Время шло. Я снова не мог ни спать не есть, временами проваливаясь в какое-то небытие между сном и явью. Ощущение реальности сдвинулось уже настолько, что мне стало казаться, что то, что со мной случилось и происходит, все, что меня сейчас окружает – это сон; что явь где-то если и есть, то где, я пока не знаю и узнаю ли – это еще вопрос…

И тут я услышал странный звук. Осторожно повернулся, пытаясь определить его характер и направление. Савленные вздохи, перемежающиеся с ударами доносились из стены, у которой я стоял где-то на уровне моей головы.

Я с удивлением ждал развития событий совершенно не понимая причины происходящего и, самое главное, принадлежит ли оно, это происходящее, какому-то сценарию, придуманному с неизвестными целями моими тюремщиками, или же носит другой характер. Я затаился, ожидая любой неприятности.
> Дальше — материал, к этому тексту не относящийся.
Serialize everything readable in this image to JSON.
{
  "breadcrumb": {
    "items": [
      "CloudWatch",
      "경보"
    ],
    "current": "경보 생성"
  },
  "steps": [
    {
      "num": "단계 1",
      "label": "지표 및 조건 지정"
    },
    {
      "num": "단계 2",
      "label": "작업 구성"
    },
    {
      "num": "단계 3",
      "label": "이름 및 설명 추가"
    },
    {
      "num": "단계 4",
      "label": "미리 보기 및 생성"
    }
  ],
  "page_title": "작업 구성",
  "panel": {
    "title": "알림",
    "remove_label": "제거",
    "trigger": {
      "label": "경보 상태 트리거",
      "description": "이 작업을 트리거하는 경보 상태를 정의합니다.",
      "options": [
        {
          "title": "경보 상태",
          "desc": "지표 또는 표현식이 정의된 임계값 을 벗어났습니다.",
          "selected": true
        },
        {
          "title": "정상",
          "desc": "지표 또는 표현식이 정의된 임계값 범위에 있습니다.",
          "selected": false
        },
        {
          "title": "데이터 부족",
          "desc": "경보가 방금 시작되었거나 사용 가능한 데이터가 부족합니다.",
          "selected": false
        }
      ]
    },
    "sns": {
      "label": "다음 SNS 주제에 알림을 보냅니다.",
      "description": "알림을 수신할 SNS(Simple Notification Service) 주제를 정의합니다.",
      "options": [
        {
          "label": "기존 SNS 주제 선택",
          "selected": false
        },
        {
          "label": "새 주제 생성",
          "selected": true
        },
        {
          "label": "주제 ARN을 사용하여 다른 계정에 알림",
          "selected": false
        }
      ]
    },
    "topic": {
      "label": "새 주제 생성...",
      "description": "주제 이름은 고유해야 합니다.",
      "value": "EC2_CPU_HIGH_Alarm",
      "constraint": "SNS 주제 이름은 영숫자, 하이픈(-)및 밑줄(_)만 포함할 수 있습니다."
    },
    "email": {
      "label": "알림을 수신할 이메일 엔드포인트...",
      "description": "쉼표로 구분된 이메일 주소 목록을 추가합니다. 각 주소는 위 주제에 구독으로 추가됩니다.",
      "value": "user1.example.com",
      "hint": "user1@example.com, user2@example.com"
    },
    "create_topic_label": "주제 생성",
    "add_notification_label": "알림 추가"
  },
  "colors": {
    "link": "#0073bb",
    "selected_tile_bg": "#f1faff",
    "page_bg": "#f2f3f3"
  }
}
Вскоре удары стали более явственными; в стене появились трещины. Невнятные возгласы прекратились.

Через некоторое время стена начала вспухать прямо на глазах. Каждый удар словно продвигал что-то неведомое и страшное, стена начала крошиться, словно из-под земли, сквозь огромный слой бетона сюда рвалась, разрушая все на своем пути, какая-то неведомая, нечеловеческая сила. Я оцепенел. «Быть может это снова сон, – подумал я устало, – я, видимо, вижу это в каком-то тупом, немыслимом кошмаре, в который провалился вопреки своему желанию, как в омут и теперь…»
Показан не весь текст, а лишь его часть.